[Carcinoma of the penis. What to do with the regional lymph nodes?]
- PMID: 8053721
[Carcinoma of the penis. What to do with the regional lymph nodes?]
Abstract
From 1982 to 1990, we diagnosed and treated 23 cases of squamous cell carcinoma of the penis. The minimum follow-up was 3 years (range 3-8 years; mean 4 years). Special emphasis was placed on the exact staging of the tumor according to the TNM classification, above all in relation to inguinal and iliac lymph node involvement, which indicates the choice of treatment and the prognosis. At the time of diagnosis, 14 patients (60.8%) had palpable inguinal lymph nodes. This was reduced to 10 patients after a 3-6 week course of antibiotic therapy.

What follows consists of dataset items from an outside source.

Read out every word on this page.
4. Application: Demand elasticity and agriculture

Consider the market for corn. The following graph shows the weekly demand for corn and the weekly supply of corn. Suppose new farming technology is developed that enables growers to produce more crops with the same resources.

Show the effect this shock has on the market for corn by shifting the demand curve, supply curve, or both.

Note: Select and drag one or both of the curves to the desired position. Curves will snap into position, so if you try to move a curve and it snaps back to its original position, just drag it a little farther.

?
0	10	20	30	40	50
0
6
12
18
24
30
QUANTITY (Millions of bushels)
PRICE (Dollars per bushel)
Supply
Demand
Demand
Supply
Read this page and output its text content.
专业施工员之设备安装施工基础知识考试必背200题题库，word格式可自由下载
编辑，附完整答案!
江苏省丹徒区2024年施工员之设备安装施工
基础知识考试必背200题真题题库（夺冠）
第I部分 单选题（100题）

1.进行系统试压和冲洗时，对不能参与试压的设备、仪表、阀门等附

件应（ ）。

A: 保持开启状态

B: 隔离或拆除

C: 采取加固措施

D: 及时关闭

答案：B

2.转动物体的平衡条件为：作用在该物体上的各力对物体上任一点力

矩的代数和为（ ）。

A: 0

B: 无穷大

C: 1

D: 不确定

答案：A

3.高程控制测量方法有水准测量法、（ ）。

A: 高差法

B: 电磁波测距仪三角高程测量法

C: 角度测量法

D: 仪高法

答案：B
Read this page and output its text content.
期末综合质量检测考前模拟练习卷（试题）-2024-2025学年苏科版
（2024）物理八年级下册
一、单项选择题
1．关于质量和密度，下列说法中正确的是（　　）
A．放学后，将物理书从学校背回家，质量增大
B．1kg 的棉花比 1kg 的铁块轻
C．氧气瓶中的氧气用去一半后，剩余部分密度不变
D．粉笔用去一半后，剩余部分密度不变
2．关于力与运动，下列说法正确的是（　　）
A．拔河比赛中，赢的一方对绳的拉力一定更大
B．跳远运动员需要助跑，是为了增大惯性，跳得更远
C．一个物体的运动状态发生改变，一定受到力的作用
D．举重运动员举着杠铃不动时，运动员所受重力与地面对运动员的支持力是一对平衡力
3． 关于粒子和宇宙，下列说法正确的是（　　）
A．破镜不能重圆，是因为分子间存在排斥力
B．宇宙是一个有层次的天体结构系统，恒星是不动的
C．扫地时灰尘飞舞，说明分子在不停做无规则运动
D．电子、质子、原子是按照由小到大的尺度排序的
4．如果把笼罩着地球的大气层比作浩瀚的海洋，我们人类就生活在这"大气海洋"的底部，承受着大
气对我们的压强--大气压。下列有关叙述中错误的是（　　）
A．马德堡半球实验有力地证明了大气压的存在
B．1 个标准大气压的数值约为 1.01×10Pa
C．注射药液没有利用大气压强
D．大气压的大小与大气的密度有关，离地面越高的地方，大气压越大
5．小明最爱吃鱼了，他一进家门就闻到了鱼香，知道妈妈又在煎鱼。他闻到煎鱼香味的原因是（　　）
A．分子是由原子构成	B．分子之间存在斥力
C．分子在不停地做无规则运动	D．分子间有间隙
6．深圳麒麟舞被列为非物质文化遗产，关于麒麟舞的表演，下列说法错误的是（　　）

Treatment of the primary lesion is usually by partial amputation of the penis, which enables us to determine the pathological stage and the histological grade of the tumor and, consequently, our approach to the regional lymph nodes. Regional lymphadenectomy was performed early in 11 cases and delayed in 7 cases; i.e., when pathological nodes were palpable in the groin. Four patients (36.3%) had positive nodes in the first group and 6 (85.7%) in the second group. Forty percent had bilateral lymph node involvement. Overall the surgical technique carried a morbidity rate of 38.8% for skin necrosis and 33.3% for localized infections, which delayed healing but required no plastic surgery. Inguinal lymph node involvement is a major prognostic factor: when negative, our 3-year survival rate was 87.5%, which dropped to 40% when positive, despite lymphadenectomy. Currently, in relatively young patients with high stage and grade tumor, our approach is to do early bilateral ilioinguinal lymphadenectomy. Radical dissection carries an acceptable morbidity and mortality today and can benefit patients with positive nodes that may be undetected even by the best methods for clinical staging.